Faced with chronically delayed flights and high lost-luggage rates, Delta's commuter carriers this week officially abandoned published schedules. The commuter lines, which operate as the Delta Connection, said that they have collectively adopted the policy of flying whenever they damn well feel like it. "This is actually how we've operated for some time now and we think that it is wise to bring customer perceptions in line with the reality of running commuter airlines," said an executive of Comair, the Delta Connection carrier owned by Delta. "We urge customers to come to the airport and immediately go to the gate for their flight. The plane will leave whenever we think it's appropriate. When passengers arrive at their next airport, uniformed Delta agents will meet them at the gate to explain which connecting flights they've missed and what day they can be reaccommodated."

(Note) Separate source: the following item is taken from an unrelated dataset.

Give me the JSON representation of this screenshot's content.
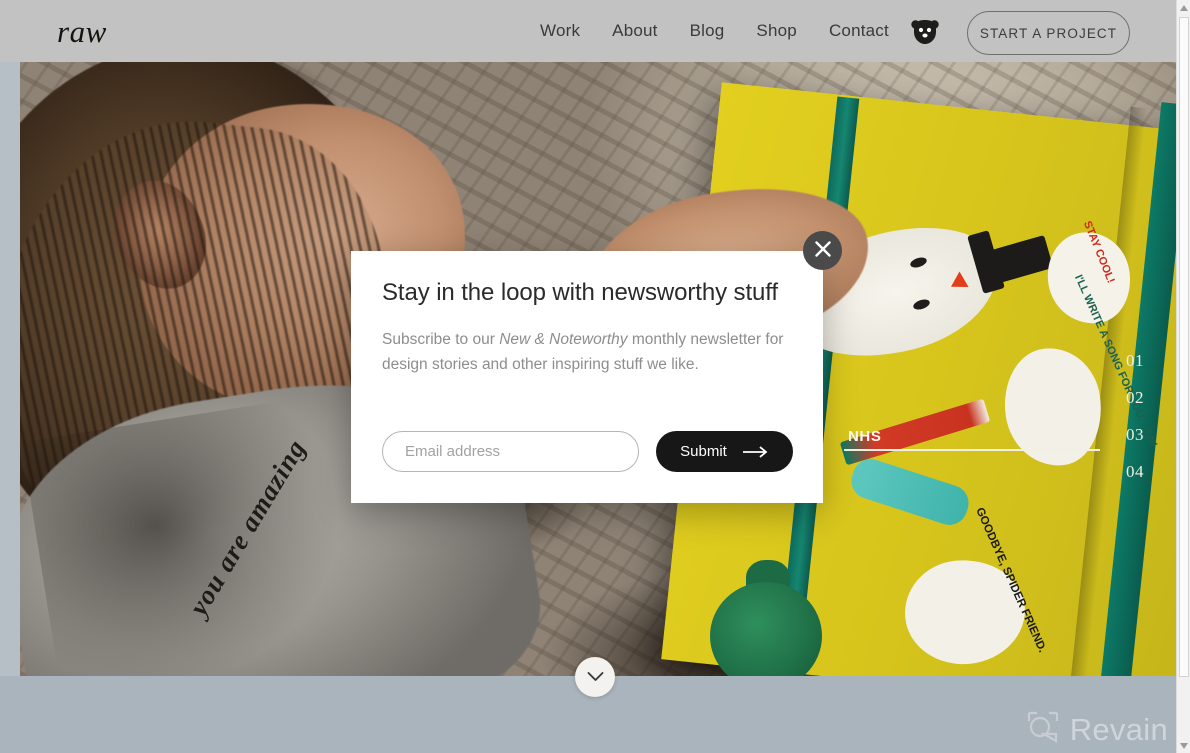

Remember when the State Department issued a travel warning urging Americans to defer unnecessary travel in the United States and Northwest Airlines did a code-share deal with Greyhound? It didn't happen, but I considered it in a column called When News Breaks, We Fix It. Or how about when Starbucks bought United and US Airways sold all of its planes? That never happened, either, but I covered it in a column called Christmas Cheer.